One obvious reason for this is that those from low socio-economic status (SES) backgrounds, and in particular Indigenous children, are less likely to finish school than students from high SES backgrounds and much less likely to attain a high ATAR score. Only 16 percent of Victorian students in 2008 living in the bottom quarter of SES areas attained an ATAR of 80 or more, compared to 44 percent of those in the top quarter. That’s why spots at Melbourne Uni are dominated by those from the leafy eastern suburbs, not those from the west.
Concern at this inequity has led universities to try to increase admissions of students from low SES areas. But this has had next to no effect in shifting the composition of the student body.

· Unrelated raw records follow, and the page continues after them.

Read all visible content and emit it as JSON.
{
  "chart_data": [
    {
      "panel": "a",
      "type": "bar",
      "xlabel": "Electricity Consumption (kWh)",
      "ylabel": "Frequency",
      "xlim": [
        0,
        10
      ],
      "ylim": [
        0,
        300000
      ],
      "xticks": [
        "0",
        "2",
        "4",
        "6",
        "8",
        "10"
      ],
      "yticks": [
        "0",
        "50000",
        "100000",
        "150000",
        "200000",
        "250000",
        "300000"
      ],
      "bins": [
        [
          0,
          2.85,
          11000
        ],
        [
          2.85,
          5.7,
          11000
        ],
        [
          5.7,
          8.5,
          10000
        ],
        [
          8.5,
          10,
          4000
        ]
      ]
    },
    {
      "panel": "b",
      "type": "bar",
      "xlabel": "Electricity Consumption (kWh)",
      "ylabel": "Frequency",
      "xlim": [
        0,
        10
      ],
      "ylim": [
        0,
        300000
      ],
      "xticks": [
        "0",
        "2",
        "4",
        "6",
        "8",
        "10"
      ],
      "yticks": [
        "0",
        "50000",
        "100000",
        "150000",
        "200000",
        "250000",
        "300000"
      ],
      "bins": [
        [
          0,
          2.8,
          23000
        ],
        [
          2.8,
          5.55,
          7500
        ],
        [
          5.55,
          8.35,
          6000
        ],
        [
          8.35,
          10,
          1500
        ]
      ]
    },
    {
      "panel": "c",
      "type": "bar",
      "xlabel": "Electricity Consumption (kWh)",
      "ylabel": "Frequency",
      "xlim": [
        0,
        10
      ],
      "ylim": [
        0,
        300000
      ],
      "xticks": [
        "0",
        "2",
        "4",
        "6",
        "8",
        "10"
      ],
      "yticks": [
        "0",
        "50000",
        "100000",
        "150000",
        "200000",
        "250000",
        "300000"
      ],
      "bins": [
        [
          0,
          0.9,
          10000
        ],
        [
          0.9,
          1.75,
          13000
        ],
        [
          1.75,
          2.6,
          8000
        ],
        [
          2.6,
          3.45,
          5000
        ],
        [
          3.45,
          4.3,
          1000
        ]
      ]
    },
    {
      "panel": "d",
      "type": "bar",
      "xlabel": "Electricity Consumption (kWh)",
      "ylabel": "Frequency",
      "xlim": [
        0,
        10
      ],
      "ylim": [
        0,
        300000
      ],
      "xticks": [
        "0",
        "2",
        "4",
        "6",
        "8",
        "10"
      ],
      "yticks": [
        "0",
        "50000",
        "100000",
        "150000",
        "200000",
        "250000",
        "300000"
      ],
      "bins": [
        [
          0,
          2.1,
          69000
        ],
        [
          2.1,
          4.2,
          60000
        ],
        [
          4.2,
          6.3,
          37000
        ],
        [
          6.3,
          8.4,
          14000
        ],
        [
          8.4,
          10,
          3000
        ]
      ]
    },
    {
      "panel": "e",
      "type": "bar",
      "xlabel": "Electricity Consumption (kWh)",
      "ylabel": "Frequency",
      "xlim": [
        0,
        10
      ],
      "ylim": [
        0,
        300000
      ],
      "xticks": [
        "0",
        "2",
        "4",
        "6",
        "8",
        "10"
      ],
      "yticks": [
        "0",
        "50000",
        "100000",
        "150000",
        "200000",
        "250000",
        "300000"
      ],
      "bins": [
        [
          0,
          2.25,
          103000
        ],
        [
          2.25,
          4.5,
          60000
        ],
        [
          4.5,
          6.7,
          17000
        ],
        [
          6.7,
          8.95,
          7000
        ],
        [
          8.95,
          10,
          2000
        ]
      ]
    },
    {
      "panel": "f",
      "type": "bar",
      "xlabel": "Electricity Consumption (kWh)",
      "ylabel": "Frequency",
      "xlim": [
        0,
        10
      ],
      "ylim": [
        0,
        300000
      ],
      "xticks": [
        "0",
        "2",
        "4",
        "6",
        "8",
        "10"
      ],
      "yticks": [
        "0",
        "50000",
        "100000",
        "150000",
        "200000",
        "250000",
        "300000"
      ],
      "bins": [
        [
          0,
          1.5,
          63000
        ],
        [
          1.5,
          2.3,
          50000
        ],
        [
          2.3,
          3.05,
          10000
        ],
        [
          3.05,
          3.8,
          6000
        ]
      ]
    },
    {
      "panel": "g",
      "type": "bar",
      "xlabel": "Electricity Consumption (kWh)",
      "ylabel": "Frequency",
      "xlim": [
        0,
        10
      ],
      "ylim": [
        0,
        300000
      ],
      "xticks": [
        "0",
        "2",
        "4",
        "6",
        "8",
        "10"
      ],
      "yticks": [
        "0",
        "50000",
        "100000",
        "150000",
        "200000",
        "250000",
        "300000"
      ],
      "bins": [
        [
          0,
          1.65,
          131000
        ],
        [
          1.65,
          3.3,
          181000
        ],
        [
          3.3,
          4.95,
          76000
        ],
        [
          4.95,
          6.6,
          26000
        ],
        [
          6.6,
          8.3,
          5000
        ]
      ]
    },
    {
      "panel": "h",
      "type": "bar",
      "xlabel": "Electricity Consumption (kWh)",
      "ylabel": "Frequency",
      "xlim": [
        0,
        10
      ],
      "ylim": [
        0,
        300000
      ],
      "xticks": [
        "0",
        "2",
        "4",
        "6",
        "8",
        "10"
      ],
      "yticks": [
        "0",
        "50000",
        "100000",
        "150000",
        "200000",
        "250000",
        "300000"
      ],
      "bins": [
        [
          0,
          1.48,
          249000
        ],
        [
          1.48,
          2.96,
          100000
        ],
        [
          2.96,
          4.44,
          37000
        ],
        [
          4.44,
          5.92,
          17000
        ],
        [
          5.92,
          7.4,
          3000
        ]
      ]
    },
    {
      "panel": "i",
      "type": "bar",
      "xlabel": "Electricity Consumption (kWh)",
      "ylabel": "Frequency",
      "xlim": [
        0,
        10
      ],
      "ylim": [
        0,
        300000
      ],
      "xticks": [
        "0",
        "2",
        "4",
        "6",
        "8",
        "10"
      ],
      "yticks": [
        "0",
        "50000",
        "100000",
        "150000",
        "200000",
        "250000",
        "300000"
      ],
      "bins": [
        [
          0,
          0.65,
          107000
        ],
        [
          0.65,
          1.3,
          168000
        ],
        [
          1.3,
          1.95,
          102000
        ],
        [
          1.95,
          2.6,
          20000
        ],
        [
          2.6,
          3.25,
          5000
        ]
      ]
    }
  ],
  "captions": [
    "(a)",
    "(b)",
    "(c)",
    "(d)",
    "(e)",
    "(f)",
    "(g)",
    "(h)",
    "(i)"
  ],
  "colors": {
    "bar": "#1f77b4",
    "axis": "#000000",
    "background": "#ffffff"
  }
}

Because university admissions are substantially higher than they were in the 1970s, a much larger number of children from low SES areas now attend university, but the share of those from the lowest one fifth of SES backgrounds in the total university cohort is still stuck at 16 percent, a figure that has not budged for decades.
The wealthy are able to protect their privileged position in any number of ways. Lobbying by vested interests has maintained the vast government subsidies to the private schools such that the facilities open to children of the rich are far better than those for kids from battler families. Students from private schools are more than two and a half times as likely as those from government schools to enrol in tertiary education. With preference given to the offspring of former students, the private schools simply transmit class privilege from one generation to the next.
Our politicians and educational leaders make much of “equality of opportunity” in Australia, whereby education is meant to be an avenue through which all people, whether from wealthy or poor backgrounds, can advance in life. But, just like the justice system and the health system, the education system bears the stamp of capitalist society, keeping the proles in their place and the toffs in charge.